If you’re in the northeast United States, you know you need to mow pretty much every week in the summer. Well recently due to rain, lack of child care, and travel, i didn’t get mow my lawn for nearly 3.
So one day, I set out to mow the very long, still kind of wet lawn. On top of that, I had to weed wack1, and take a hedge trimmer to some overgrown bushes. It was shaping up to be a big job. Something that normally takes an hour took basically all afternoon.
And because I was choosing yard work over billable work for my business, that afternoon cost me about $750.
It was a big job. One my lawn mower couldn’t handle. Grass kept getting stuck in it. I kept having to stop and start. Weed wacking took forever. And I’ve never trimmed hedges before.
I could have paid someone far less to do faster. This is known in economics as opportunity cost. What was the cost of me choosing something I didn’t personally need to do vs. doing work that actually makes me money?
Most People Don’t See The Hidden Costs
If I hired someone to mow my lawn, they would have had better equipment to mow, weed wack, and hedge trim. They would have had more experience and therefore more skill to do the work quickly and efficiently. And they would not have charged more per hour than I charge, nor would it taken them as long.

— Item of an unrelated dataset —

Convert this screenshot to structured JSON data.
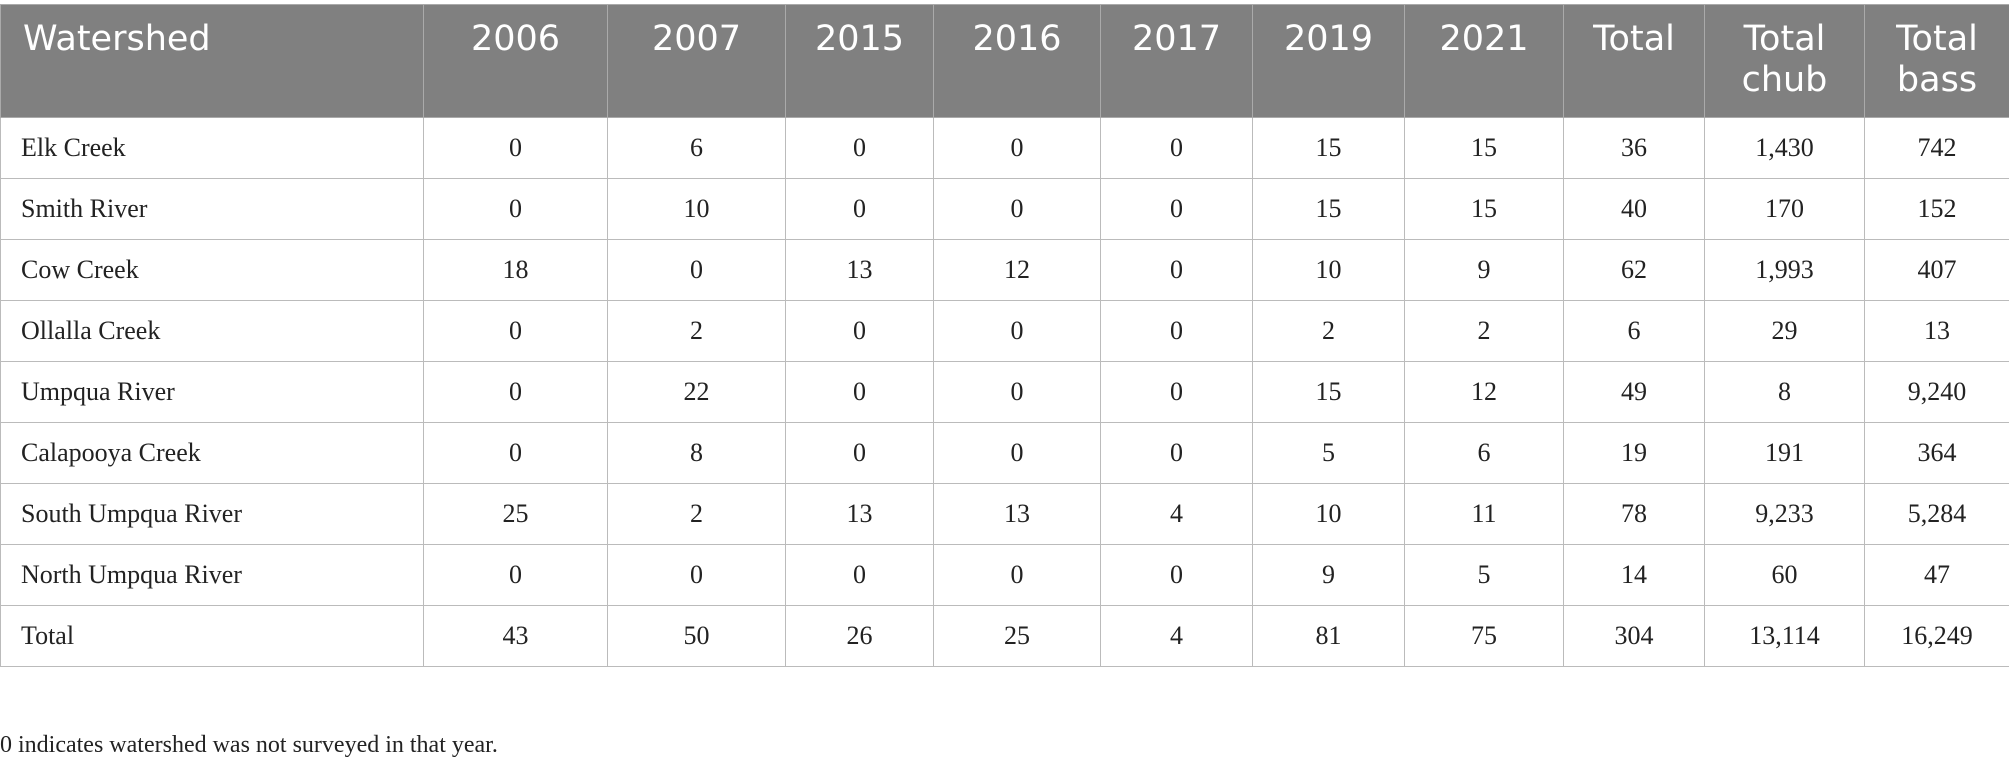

But most people don’t see it that way. They strictly look at money in and money out. The lawn costs them nothing because no money came out of their bank account.
The people who do see this, and realize where they spend their time is directly relate to how their business grows, start to earn more.
Does it seem like there are too many steps to starting a podcast?
From pre-show planning to hitting publish on each episode, it’s easy to get lost in the process. With these checklists, you’re ready to start podcasting without missing anything important!
You Don’t Need to do Everything for Your Podcast
I know what your thinking: what does this have to do with podcasting?
Tell me if this sounds familiar: you have a great interview with a guest. Now it’s time to edit. You’re using software you’re still kind of learning. And this interview has a slightly different issue you haven’t seen before, so you’re watching YouTube videos on how to remove AC hum from your guest’s audio. You feel like you said “um” too much2 so you’re trying to remove some, but not all of them. You don’t want to sound unnatural.
Even though the interview was only 30 minutes, the edit takes 2 hours. That’s at least 3 other interviews you could have done.
Instead, you can hire an editor who, for less than $50, can do the full edit and send you back a file that sounds better than anything you’ve done.
And you need to ask yourself: Is your time worth $25/hr?
Free Up Your Time so You can Grow Your Podcast
The saying, “you gotta spend money to make money,” exists for a reason. In spending that $50, you’ve freed up your time to do more interviews. Now you have a month’s worth of content ready to go.
Instead of rushing each week to get an episode out the door, you can spend that time growing your audience by participating in Facebook groups answering relevant questions, and courting sponsors.
You can promote your show on social media.
You can turn your podcast from a money pit to a money maker.
Hopefully at this point you’re thinking about opportunity cost. I want you to come up with 3 things you do for your podcast that you can hire out. THEN think about what you can do with the time you’ve freed up.